// the find
pyper-dev/pyper
Concurrent Python made simple
Pyper is a pipeline abstraction for Python that lets you chain functions across threads, processes, and asyncio tasks using a single decorator and the pipe operator. It handles the queue plumbing between stages so you don't have to. Aimed at data engineers who want concurrent ETL without writing their own thread pool management.
The unified API across all three concurrency models (asyncio, threading, multiprocessing) is genuinely useful — you can mix sync and async functions in the same pipeline without adapter boilerplate. Zero dependencies is a real advantage in environments where dependency sprawl is a problem. The lazy, queue-based execution means you don't materialize the whole dataset before processing starts, which matters for large streams. The automatic propagation of exceptions up through the pipeline avoids the classic silent-failure trap of manual thread workers.

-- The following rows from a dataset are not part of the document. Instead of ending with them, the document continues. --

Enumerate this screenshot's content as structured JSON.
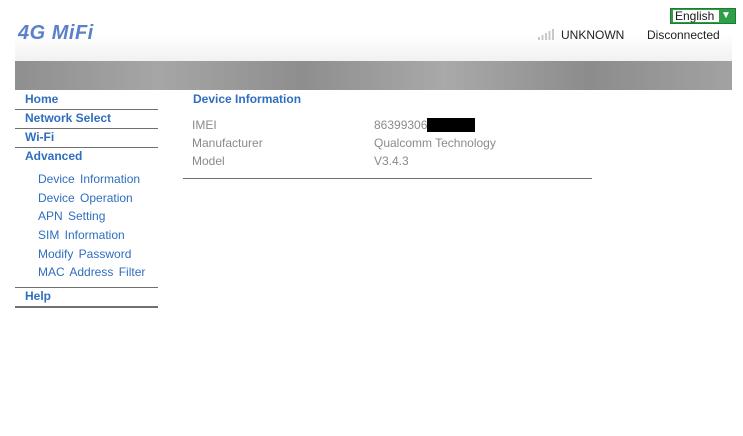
{
  "header": {
    "logo_text": "4G MiFi",
    "language": {
      "selected": "English"
    },
    "network_type": "UNKNOWN",
    "connection_status": "Disconnected",
    "signal_icon": "signal-bars-icon"
  },
  "nav": {
    "home": "Home",
    "network_select": "Network Select",
    "wifi": "Wi-Fi",
    "advanced": "Advanced",
    "advanced_items": [
      "Device Information",
      "Device Operation",
      "APN Setting",
      "SIM Information",
      "Modify Password",
      "MAC Address Filter"
    ],
    "help": "Help"
  },
  "main": {
    "section_title": "Device Information",
    "rows": [
      {
        "label": "IMEI",
        "value": "86399306"
      },
      {
        "label": "Manufacturer",
        "value": "Qualcomm Technology"
      },
      {
        "label": "Model",
        "value": "V3.4.3"
      }
    ]
  },
  "colors": {
    "link": "#2f6ebf",
    "logo": "#5b82c8",
    "select_border": "#2e9f47",
    "label": "#8a8a8a"
  }
}
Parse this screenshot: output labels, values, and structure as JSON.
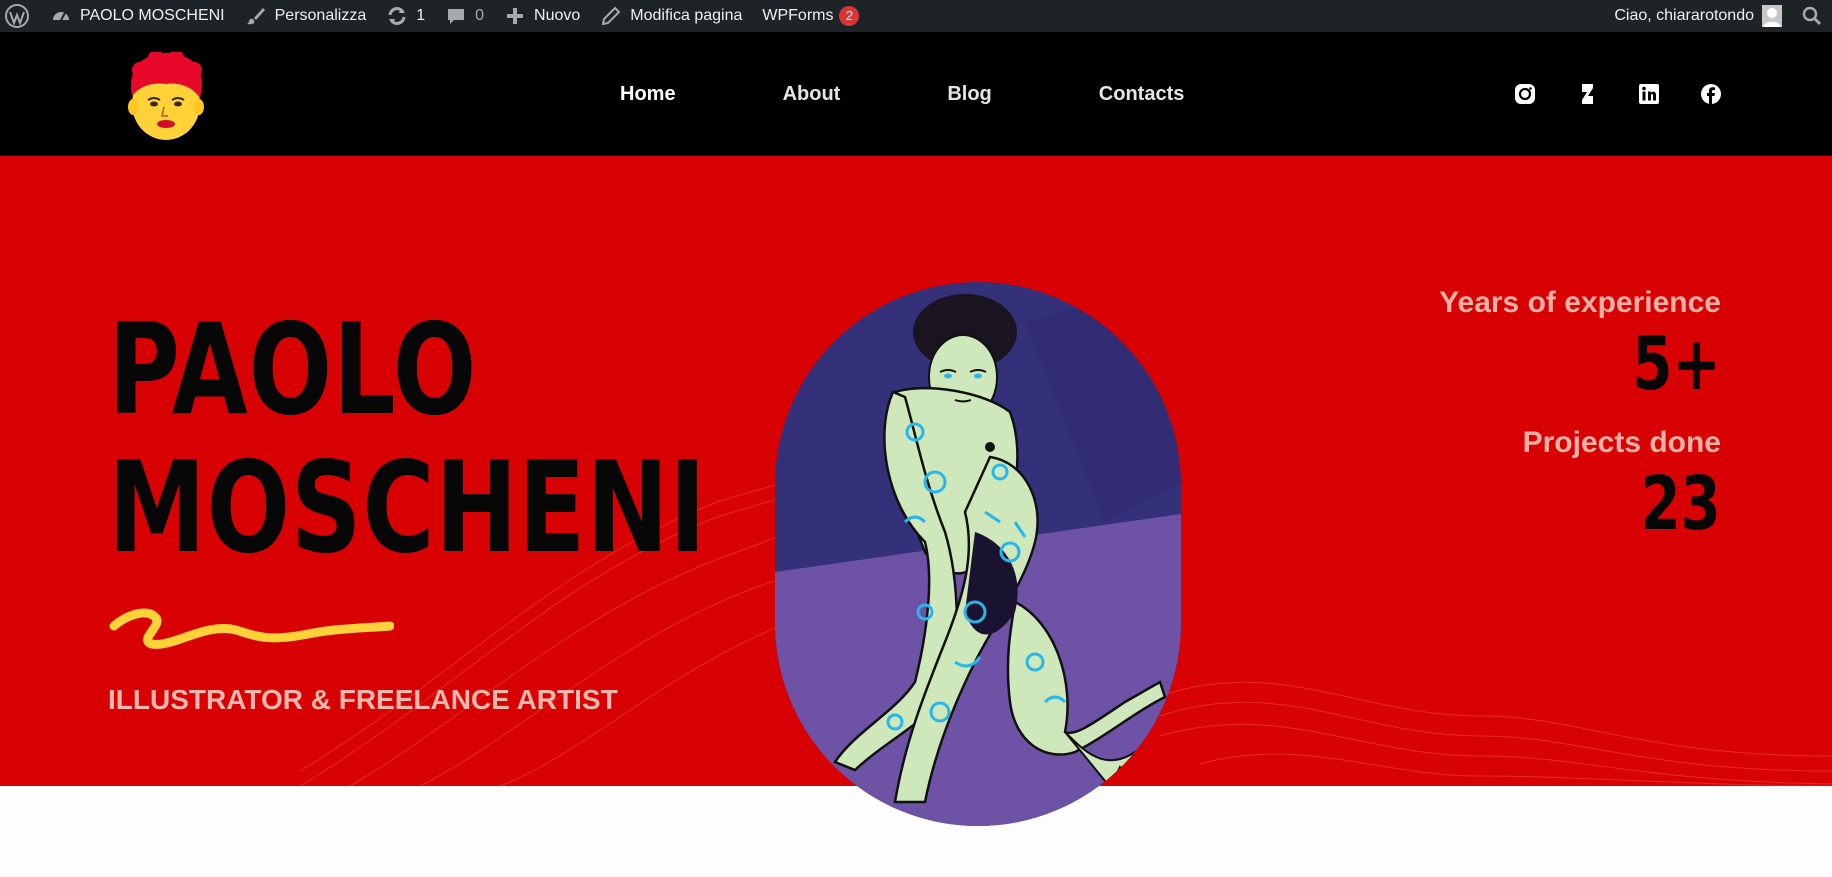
{
  "adminbar": {
    "site_name": "PAOLO MOSCHENI",
    "customize": "Personalizza",
    "updates_count": "1",
    "comments_count": "0",
    "new": "Nuovo",
    "edit_page": "Modifica pagina",
    "wpforms": "WPForms",
    "wpforms_badge": "2",
    "greeting": "Ciao, chiararotondo"
  },
  "nav": {
    "items": [
      {
        "label": "Home",
        "active": true
      },
      {
        "label": "About"
      },
      {
        "label": "Blog"
      },
      {
        "label": "Contacts"
      }
    ]
  },
  "social": [
    "instagram-icon",
    "deviantart-icon",
    "linkedin-icon",
    "facebook-icon"
  ],
  "hero": {
    "name_line1": "PAOLO",
    "name_line2": "MOSCHENI",
    "subtitle": "ILLUSTRATOR & FREELANCE ARTIST",
    "stats": [
      {
        "label": "Years of experience",
        "value": "5+"
      },
      {
        "label": "Projects done",
        "value": "23"
      }
    ]
  },
  "colors": {
    "adminbar_bg": "#1d2327",
    "header_bg": "#000000",
    "hero_bg": "#d80204",
    "accent_yellow": "#ffd23a",
    "label_pink": "#f0b0a6"
  }
}
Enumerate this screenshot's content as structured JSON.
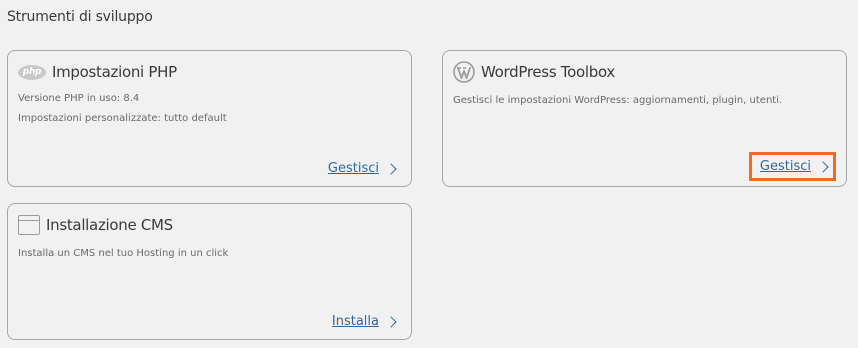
{
  "section": {
    "title": "Strumenti di sviluppo"
  },
  "cards": {
    "php": {
      "icon": "php-logo-icon",
      "icon_text": "php",
      "title": "Impostazioni PHP",
      "lines": [
        "Versione PHP in uso: 8.4",
        "Impostazioni personalizzate: tutto default"
      ],
      "action_label": "Gestisci"
    },
    "wordpress": {
      "icon": "wordpress-logo-icon",
      "title": "WordPress Toolbox",
      "lines": [
        "Gestisci le impostazioni WordPress: aggiornamenti, plugin, utenti."
      ],
      "action_label": "Gestisci"
    },
    "cms": {
      "icon": "browser-window-icon",
      "title": "Installazione CMS",
      "lines": [
        "Installa un CMS nel tuo Hosting in un click"
      ],
      "action_label": "Installa"
    }
  },
  "colors": {
    "link": "#2c6aa0",
    "highlight": "#f26a1f",
    "border": "#a7a7a7",
    "background": "#f1f1f1"
  }
}
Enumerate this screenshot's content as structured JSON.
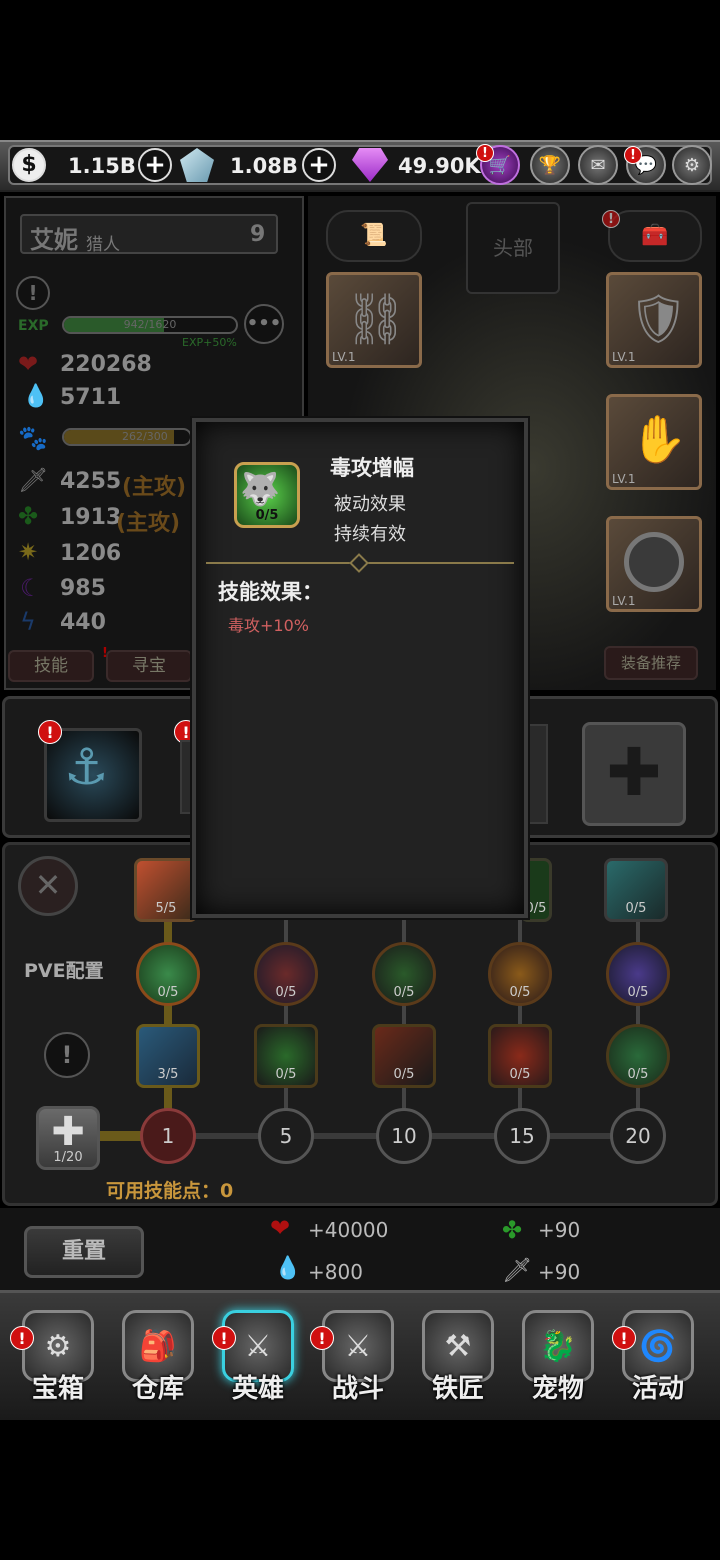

Last commit was February 2025 and the project has 31 forks — the community is tiny and bus factor is effectively one. There's no built-in backpressure control; if a downstream stage is slow, the queue between stages will grow unbounded and eat your memory. Multiprocessing with `workers=20` means 20 *processes*, each with its own memory space — the README breezes past the serialization cost of passing data through multiprocessing queues, which will hurt if your objects aren't trivially picklable. There's also no observability: no metrics, no way to see queue depth or worker throughput without adding your own instrumentation.